The group exhibition ‘In Formation’ takes as its focus the aesthetic influence of one of the most celebrated figures of late-20th-century Italian design: the eclectic architect and industrial designer, Ettore Sottsass. An installation of works by 15 contemporary artists shows how Sottsass, who founded the 1980s design collective Memphis, left a lasting legacy on the visual arts through his brightly coloured, wonkily angled objects finished with surfaces of laminated plastic, stripes, polka-dots or faux animal-skin.
Sottsass’s iconic, free-standing shelving unit Casablanca Sideboard (1981) stands in the gallery as a centrepiece of audacious colour, pattern and shape. Remarkable in its sheer gaudiness – bright red, yellow and white mottled surfaces upon a multi-armed totem – this was one of his ‘useful sculptures’, a phrase the designer used to describe art injected with a functional value. (With its inverse-angled shelves, however, this sideboard’s functionality is debatable).
Perhaps most distinguishable for its surface patterns – small, undulating, tightly packed lines, akin to live bacteria in a Petri dish – Sottsass’s work has clearly been an influence on that of Amélie Grözinger (who conceived and co-curated this show based on her own interest in the Italian’s legacy). Her three wall-mounted triangles – I.F. I, II and III (all 2016) – are complex woven paper surfaces secured with copious drawing pins to form a repeating pattern – white gloves heavily outlined in black, pointing finger outstretched, imitating the digital ‘hand’ icon. Rolf-Gunter Dienst’s series of eight ‘Kauffenheim’ pencil drawings (all 2015) of intricate squiggles, dots and lines engulfing the entire page, demonstrates a similar tendency toward obsessive repetition.
In artist duo Janine Eggert & Phillipp Ricklefs’s The Limits of Control 9eck, 6eck and 3eck (all 2013), nonagon, hexagon and triangular forms are hand-carved with radiating designs recalling computer circuit boards. Though made of MDF, their surfaces appear shiny and plastic, evenly covered with glossy paint in true blue, slate grey and milky orange. The colours refer to the four inks of CMYK printing, the grey being a combination of them all. The pieces elegantly recall Sottsass’s own combination of shape and pattern, offset here by uniform expanses of colour.
American artist Slater Bradley’s buzzing neon work of scarlet red, sapphire blue and iris purple filaments, Saturn Trine Neptune (2014), emits hazy auras of light from shapes representing the signs of the zodiac, indicating the planet of Saturn transiting Neptune and giving the ability (allegedly) to turn dreams into a reality. Re-interpreted in a Sottsass-esque mode of bold lines, Bradley’s zodiac predicts the future in vintage fashion.
Less effective are works that merely suggest a connection with the mood or manner of the 1980s. Iris Touliatou’s ‘Listen here, if you don’t know who Dionysos is, out the door with you!’ (2016) comprises four copper vessels containing blue liqueurs – creamy variations of blue curaçao – and while compelling in their colour combinations and compositional uniformity, they seem removed from any real influence of Sottsass. Similarly, Daniel Newman’s video Babyland General (2015) – a surreal narrative in which Cabbage Patch Kids (a favourite toy of the era) are born from plants and fed with green liquid from teat-like bottles – feels somewhat shoehorned into the show.
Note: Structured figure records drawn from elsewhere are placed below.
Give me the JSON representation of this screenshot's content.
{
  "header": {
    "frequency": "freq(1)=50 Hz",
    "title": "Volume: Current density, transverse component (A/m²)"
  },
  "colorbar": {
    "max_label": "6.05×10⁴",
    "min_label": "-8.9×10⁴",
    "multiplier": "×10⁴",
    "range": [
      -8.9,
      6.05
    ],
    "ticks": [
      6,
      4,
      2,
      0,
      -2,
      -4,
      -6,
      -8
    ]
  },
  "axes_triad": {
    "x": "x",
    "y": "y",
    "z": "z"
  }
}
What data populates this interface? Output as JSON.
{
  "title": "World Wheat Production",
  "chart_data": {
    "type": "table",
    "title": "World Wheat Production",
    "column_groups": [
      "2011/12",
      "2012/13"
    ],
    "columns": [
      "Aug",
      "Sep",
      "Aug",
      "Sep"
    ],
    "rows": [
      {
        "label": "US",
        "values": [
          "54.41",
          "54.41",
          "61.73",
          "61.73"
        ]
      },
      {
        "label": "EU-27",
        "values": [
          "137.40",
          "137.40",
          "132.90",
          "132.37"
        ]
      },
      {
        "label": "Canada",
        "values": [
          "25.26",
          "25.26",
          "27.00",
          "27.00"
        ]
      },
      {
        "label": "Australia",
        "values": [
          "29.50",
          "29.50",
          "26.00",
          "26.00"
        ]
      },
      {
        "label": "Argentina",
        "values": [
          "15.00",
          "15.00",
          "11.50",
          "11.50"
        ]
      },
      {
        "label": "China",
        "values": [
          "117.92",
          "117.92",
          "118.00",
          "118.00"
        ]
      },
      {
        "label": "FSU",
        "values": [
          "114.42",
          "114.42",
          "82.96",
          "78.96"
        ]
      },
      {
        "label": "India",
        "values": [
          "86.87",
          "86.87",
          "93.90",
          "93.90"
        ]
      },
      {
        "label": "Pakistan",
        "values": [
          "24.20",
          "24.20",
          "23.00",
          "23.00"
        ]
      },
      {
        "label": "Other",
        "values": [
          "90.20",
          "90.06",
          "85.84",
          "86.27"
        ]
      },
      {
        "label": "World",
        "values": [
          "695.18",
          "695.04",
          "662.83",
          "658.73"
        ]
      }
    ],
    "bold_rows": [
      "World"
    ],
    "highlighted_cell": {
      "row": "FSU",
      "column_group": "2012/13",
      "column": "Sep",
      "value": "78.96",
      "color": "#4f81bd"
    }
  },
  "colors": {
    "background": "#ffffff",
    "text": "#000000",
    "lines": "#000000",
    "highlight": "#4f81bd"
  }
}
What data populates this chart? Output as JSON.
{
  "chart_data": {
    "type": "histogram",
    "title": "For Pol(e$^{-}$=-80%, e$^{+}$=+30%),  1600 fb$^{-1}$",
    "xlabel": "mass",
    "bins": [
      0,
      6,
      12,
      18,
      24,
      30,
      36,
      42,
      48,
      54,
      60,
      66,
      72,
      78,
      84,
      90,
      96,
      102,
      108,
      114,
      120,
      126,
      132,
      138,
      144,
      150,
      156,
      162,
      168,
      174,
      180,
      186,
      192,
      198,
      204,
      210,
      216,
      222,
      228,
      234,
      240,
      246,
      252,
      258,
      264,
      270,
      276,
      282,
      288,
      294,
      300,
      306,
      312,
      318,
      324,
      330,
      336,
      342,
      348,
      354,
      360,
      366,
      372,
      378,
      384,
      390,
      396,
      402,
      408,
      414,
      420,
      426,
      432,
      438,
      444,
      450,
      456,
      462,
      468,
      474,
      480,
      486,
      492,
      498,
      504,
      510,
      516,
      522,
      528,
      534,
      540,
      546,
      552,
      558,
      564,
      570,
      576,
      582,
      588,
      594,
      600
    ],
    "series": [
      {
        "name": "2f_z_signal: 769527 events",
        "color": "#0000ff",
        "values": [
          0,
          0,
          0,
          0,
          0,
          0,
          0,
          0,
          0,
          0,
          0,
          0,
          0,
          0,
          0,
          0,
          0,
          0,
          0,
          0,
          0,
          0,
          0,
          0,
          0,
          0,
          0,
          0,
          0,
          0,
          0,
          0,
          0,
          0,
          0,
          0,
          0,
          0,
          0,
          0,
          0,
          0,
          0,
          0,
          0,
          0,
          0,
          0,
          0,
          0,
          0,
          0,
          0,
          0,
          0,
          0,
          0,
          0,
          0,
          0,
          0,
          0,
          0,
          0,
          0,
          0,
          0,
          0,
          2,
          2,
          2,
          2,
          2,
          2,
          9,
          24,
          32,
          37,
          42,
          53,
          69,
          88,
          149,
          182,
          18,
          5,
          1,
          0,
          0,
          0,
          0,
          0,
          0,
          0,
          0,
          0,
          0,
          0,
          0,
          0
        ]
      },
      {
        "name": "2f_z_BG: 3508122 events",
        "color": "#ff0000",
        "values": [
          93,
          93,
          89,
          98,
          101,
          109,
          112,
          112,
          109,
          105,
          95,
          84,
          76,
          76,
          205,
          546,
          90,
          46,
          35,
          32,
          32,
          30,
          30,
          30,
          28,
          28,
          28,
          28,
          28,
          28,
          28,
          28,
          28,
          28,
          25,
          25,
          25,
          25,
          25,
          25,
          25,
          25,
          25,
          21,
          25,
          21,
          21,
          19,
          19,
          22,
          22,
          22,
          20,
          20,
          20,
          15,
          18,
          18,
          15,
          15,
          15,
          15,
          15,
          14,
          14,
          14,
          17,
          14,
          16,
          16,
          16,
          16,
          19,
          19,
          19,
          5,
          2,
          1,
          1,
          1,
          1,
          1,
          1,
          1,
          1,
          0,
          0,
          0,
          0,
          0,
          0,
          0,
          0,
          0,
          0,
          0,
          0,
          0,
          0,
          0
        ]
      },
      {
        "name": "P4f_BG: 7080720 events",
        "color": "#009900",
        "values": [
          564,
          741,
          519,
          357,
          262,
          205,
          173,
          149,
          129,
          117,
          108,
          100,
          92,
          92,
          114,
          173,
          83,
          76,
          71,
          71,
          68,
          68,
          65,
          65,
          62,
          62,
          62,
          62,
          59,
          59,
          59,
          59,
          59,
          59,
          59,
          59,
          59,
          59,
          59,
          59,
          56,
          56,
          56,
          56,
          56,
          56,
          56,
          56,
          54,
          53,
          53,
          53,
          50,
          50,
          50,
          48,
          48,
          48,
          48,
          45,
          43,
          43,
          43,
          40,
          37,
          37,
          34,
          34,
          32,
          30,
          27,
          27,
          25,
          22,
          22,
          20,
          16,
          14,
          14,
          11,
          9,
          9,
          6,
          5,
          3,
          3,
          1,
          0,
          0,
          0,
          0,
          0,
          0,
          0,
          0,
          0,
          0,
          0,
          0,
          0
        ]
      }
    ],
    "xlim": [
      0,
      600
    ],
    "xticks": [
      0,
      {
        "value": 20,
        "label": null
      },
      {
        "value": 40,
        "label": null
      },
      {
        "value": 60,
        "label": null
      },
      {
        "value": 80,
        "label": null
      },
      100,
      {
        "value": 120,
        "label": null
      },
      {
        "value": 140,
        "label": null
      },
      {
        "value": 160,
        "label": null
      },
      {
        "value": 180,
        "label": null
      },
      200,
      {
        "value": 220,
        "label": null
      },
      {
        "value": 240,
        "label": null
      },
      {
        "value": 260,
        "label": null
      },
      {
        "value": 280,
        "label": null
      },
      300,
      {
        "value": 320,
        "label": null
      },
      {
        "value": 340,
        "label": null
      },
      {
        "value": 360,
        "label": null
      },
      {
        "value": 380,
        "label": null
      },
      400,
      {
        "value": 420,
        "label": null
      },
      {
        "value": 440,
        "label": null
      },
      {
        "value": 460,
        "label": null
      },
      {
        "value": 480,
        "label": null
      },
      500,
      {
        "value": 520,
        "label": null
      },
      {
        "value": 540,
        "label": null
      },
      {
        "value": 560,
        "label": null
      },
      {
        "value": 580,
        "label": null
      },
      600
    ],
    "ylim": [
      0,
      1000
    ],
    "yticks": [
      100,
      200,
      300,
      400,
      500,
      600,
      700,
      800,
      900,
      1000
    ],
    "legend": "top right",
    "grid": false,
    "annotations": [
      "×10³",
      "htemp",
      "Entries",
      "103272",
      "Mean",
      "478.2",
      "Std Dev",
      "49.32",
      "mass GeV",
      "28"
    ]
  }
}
Arguably, ‘In Formation’ is an exhibition about the aesthetics of an era of accelerated post-modernity, when linearity and autonomy were discarded in favour of compressed time, space and form. As suggested by the word play of the show’s title, this was a moment at which one reference flowed continuously into the next, all of them flattened on the same plane. That mood is perhaps best summed up in the exhibition’s final work, Flaka Haliti’s Untitled (2016), a porcelain emoji blowing a heart-shaped kiss to the viewer, crowned with an Elizabethan-style ruff and mounted high on a peach coloured plinth: an image of playfully progressive, popular forms modelled in the finest of materials.